По должности мельника дедушка Илья имел довольно близкое соотношение к водяному, который заведовал нашими прудами, верхним и нижним, и двумя болотами. Свою главную штаб-квартиру этот демон имел под холостою скрынью на нашей мельнице.

Дедушка Илья об нем все знал и говорил:

– Он меня любит. Он, если когда и сердит домой придет за какие-нибудь беспорядки, – он меня не обижает. Ляжь тут другой на моем месте, на мешках, – он так и сорвет с мешка и выбросит, а меня ни в жизнь не тронет.

Все молодшие люди подтверждали мне, что между дедушкою Ильею и «водяным дедкой» действительно существовали описанные отношения, но только они держались вовсе не на том, что водяной Илью любил, а на том, что дедушка Илья, как настоящий, заправский мельник, знал настоящее, заправское мельницкое слово, которому водяной и все его чертенята повиновались так же беспрекословно, как ужи и жабы, жившие под скрынями и на плотине.

С ребятами я ловил пискарей и гольцов, которых было великое множество в нашей узенькой, но чистой речке Гостомле; но, по серьезности моего характера, более держался общества дедушки Ильи, опытный ум которого открывал мне полный таинственной прелести мир, который был совсем мне, городскому мальчику, неизвестен.

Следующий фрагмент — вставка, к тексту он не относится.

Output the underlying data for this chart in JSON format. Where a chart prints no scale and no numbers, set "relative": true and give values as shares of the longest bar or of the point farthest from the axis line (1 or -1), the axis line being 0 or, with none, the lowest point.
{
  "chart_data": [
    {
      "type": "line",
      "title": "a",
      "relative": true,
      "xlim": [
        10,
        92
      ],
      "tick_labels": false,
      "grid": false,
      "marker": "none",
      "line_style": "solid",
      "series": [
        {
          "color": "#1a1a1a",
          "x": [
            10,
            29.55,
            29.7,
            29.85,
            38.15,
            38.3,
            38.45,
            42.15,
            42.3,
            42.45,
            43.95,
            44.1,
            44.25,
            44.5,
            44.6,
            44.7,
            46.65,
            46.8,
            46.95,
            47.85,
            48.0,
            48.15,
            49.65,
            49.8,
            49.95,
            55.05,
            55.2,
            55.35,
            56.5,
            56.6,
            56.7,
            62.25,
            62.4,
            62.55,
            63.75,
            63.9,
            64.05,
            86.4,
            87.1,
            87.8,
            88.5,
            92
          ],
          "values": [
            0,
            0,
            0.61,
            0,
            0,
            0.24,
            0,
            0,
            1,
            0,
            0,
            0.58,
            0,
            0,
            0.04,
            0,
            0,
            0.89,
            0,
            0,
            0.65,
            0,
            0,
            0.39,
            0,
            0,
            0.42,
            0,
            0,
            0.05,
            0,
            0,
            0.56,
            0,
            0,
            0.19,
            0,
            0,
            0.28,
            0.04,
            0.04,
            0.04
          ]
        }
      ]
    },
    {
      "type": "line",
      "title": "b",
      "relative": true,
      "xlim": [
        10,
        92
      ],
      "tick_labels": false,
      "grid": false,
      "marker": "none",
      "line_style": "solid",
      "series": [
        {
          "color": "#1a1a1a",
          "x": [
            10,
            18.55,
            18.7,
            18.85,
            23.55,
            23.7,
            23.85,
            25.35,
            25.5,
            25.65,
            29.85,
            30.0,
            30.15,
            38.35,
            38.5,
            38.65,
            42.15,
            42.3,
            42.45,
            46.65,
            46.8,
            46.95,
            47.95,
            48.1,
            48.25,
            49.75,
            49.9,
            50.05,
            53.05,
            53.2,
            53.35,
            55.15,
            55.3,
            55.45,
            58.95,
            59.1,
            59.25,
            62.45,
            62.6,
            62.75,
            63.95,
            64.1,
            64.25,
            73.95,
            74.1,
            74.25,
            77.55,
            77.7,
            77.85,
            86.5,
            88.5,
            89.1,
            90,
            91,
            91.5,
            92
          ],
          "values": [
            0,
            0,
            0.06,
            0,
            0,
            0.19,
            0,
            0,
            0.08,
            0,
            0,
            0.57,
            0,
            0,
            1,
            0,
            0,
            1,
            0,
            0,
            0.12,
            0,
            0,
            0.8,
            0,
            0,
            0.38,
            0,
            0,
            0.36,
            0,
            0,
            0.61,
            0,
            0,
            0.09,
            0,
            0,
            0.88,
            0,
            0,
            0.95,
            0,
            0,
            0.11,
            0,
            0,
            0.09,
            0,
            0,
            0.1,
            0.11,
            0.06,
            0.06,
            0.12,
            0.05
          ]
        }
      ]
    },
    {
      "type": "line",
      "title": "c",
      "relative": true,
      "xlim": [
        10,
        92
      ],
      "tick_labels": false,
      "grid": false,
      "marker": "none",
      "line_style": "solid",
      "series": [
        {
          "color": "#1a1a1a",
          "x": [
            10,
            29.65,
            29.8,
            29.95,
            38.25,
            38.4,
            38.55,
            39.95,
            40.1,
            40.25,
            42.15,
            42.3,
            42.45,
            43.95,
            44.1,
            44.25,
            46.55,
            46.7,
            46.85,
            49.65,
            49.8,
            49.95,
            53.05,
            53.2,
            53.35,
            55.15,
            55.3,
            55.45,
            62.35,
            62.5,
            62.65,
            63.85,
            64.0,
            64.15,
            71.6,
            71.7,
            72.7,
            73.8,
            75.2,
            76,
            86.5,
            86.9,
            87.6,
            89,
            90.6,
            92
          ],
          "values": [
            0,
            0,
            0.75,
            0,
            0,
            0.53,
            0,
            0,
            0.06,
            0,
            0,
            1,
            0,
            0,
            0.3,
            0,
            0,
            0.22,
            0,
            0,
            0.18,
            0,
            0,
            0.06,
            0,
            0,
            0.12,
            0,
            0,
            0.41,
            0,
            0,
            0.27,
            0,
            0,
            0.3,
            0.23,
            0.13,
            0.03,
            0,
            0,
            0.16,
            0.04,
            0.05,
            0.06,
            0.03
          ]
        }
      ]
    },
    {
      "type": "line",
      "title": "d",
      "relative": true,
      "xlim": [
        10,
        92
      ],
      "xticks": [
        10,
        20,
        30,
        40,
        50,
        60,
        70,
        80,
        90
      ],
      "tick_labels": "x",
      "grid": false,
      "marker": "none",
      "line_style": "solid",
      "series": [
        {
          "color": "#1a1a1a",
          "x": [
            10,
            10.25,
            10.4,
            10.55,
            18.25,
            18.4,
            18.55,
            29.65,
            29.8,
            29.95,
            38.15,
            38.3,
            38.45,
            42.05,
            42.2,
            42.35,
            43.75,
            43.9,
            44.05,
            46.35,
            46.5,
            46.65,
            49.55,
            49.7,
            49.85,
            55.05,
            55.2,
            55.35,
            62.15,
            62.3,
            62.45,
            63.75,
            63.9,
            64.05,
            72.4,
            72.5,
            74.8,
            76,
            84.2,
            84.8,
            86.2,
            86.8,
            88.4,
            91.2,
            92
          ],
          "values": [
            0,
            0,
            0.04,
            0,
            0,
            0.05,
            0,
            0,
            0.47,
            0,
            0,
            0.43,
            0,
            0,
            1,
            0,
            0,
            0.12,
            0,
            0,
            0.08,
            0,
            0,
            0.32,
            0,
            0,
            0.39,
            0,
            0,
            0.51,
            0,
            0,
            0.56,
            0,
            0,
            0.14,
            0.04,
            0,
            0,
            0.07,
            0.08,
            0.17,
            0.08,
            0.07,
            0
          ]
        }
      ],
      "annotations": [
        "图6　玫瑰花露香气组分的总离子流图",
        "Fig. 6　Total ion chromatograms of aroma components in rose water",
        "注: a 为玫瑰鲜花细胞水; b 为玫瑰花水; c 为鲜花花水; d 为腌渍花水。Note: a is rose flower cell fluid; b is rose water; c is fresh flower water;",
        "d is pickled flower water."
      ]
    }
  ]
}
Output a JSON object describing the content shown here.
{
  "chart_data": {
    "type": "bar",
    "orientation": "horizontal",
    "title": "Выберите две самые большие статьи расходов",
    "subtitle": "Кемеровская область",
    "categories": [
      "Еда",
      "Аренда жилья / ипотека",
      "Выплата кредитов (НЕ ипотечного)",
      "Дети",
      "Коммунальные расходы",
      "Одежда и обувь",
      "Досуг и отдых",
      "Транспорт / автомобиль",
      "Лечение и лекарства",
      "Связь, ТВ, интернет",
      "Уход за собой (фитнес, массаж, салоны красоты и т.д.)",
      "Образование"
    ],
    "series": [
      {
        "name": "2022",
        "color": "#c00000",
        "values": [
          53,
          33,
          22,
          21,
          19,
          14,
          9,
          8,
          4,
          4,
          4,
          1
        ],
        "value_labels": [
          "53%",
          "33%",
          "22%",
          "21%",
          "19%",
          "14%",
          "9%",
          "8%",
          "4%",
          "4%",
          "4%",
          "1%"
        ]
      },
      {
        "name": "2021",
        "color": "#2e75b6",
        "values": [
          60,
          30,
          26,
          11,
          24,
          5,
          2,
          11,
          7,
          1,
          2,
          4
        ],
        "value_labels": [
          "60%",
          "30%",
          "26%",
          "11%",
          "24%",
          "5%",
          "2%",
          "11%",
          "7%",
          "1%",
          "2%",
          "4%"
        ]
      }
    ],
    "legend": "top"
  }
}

От Ильи я узнал и про домового, который спал на катке, и про водяного, который имел прекрасное и важное помещение под колесами, и про кикимору, которая была так застенчива и непостоянна, что пряталась от всякого нескромного взгляда в разных пыльных заметах – то в риге, то в овине, то на толчее, где осенью толкли замашки. Меньше всех дедушка знал про лешего, потому что этот жил где-то далеко у Селиванова двора и только иногда заходил к нам в густой ракитник, чтобы сделать себе новую ракитовую дудку и поиграть на ней в тени у сажалок. Впрочем, дедушка Илья во всю свою богатую приключениями жизнь видел лешего лицом к лицу всего только один раз, и то на Николин день, когда у нас бывал храмовой праздник. Леший подошел к Илье, прикинувшись совсем смирным мужичком, и попросил понюхать табачку. А когда дедушка сказал ему: «Черт с тобой – понюхай!» и при этом открыл тавлинку, – то леший не мог более соблюсти хорошего поведения и сошкольничал: он так поддал ладонью под табакерку, что запорошил доброму мельнику все глаза.